Although different in scope, both books reviewed here call for an increased awareness of current trends and for thoughtful initiatives that maintain institutional diversity yet redirect the future to decrease competitive pressure. Both College Unranked and Remaking the American University acknowledge that commercial influences have played a major role in encouraging the admissions arms race. In advocating for students, Thacker concludes, "something is wrong with college admissions-something wrong enough to care about, to discuss, and to change" (Thacker, p. 173). No one wins the admissions arms race. Zemsky, Wegner, and Massy urge institutions to adopt a "mission-centered"- but "market-smart"-approach that benefits all by creating policies that work with, or even through, the inevitable market mechanisms of the future to improve educational quality.

These are not simple solutions. In today's colleges and universities, the influence of market forces has tended to alter faculty as well as institutional incentives, while Internet communications capabilities have blurred the boundaries of academic knowledge and created global research communities (Nowotny, Scott, and Gibbons 2001). Thacker begins the discussion regarding changes in the admissions process by asking in a section title, "Who Can Do What Needs to Be Done?" (Thacker, p. 181). His suggested initial steps to collective action are focused on students, parents, colleges, the College Board, and members of the media involved with ranking colleges. The suggestions of Zemsky, Wegner, and Massy for institutions seem less concrete. Yet, their book helps to explain the origins and broader context of the admissions arms race; it also furthers a larger discussion of importance to planners and policy makers by raising new questions about the "public good" purposes, or social value, of higher education in today's increasingly globally connected world.

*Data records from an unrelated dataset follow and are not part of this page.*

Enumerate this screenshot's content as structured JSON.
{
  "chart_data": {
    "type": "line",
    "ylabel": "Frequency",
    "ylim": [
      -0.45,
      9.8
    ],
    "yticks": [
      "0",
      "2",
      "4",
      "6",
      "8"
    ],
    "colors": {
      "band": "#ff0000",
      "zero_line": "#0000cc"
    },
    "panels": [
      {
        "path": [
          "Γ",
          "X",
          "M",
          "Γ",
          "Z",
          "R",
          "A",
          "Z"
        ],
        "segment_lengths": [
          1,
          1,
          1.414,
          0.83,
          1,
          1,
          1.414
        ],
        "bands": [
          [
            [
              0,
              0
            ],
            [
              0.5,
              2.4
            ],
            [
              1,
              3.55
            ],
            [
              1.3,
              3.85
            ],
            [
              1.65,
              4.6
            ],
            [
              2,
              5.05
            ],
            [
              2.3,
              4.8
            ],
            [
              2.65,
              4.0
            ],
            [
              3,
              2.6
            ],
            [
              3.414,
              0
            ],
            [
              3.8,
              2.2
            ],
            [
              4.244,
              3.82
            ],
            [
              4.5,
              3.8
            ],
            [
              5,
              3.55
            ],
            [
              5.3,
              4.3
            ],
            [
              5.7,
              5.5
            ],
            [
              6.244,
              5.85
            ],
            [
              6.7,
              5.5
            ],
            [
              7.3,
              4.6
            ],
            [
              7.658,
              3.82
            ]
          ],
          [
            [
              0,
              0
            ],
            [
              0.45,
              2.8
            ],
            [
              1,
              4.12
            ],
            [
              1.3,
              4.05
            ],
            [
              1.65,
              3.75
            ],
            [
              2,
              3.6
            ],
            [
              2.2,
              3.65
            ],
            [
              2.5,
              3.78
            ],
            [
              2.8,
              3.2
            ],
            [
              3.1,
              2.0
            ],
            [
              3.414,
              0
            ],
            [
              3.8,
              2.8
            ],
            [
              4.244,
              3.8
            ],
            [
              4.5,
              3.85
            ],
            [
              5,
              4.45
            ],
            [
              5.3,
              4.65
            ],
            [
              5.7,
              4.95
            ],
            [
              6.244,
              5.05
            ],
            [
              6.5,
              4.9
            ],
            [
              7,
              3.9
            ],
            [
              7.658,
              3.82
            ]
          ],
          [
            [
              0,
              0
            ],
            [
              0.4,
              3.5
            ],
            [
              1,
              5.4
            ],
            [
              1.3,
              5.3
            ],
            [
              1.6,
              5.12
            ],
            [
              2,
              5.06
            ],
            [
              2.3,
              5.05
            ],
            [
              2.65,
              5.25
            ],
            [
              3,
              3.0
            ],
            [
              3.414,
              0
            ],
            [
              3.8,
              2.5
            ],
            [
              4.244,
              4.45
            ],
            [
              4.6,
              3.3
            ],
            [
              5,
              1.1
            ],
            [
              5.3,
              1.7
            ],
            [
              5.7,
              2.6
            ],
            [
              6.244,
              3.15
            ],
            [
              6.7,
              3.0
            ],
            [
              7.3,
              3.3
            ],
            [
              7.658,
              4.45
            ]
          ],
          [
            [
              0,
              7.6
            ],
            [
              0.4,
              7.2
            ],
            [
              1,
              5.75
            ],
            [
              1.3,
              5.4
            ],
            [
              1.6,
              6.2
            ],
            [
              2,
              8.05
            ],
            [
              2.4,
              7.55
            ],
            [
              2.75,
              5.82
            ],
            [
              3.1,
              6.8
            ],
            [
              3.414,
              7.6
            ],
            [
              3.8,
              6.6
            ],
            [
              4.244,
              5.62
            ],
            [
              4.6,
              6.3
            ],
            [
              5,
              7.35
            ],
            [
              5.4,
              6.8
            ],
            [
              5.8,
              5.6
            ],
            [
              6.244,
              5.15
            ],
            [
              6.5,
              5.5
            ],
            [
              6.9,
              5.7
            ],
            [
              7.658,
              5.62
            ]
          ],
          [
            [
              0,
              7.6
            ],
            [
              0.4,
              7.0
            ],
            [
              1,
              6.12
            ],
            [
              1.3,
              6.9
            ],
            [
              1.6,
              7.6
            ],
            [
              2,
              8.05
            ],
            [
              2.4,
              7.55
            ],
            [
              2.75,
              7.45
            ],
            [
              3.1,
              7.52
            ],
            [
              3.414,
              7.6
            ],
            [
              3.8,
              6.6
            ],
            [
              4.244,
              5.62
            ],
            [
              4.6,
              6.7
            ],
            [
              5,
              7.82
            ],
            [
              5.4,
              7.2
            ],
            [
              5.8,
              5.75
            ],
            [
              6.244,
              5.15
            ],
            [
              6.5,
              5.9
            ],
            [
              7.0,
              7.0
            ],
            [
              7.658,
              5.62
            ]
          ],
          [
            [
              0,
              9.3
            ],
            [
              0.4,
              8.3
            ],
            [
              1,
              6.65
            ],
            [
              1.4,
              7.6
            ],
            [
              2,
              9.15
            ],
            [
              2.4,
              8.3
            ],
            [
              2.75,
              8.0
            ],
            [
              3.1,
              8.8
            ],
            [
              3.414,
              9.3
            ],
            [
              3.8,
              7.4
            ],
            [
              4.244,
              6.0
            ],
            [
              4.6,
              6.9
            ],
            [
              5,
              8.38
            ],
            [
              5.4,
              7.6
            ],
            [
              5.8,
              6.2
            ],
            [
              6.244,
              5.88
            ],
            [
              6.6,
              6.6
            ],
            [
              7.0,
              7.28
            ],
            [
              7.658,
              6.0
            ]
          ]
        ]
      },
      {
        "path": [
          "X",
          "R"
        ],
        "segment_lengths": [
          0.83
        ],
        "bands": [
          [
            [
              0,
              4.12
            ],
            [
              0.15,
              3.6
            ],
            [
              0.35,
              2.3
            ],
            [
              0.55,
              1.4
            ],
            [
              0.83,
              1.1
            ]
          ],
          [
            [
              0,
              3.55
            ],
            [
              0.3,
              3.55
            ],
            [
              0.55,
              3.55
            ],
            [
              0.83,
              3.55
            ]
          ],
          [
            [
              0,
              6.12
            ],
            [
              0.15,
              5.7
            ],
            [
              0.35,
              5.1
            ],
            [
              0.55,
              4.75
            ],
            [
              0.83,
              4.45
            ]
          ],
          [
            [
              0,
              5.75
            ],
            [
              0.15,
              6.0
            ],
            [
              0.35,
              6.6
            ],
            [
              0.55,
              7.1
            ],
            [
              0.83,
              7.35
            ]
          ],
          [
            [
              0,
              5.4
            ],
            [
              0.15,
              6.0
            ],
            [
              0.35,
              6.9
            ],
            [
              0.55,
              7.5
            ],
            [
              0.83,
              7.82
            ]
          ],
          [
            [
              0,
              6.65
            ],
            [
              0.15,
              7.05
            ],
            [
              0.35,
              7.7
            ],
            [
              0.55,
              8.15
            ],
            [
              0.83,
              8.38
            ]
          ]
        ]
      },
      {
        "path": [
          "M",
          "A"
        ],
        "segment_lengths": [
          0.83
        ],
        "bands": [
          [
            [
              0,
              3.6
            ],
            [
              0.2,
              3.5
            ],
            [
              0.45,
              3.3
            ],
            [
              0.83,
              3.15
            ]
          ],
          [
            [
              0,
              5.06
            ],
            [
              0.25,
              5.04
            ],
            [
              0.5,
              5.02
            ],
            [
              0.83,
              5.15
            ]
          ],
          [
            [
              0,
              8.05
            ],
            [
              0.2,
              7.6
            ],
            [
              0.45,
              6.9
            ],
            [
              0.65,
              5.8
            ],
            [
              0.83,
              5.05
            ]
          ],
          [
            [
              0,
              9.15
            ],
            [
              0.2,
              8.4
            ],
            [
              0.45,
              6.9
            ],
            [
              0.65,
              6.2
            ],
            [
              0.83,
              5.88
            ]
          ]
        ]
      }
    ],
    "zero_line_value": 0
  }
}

Lemann, N. 1999. The Big Test: The Secret History of the American Meritocracy. New York: Farrar, Straus and Giroux.

Nowotny, H., P. Scott, and M. Gibbons. 2001. Re-Thinking Science: Knowledge and the Public in an Age of Uncertainty. Cambridge, UK: Polity Press.

Steinberg, J. 2002. The Gatekeepers: Inside the Admissions Process of a Premier College. New York: Viking Penguin.

U.S. News & World Report. 2007 America's Best Colleges. August 27, 4, 70-124.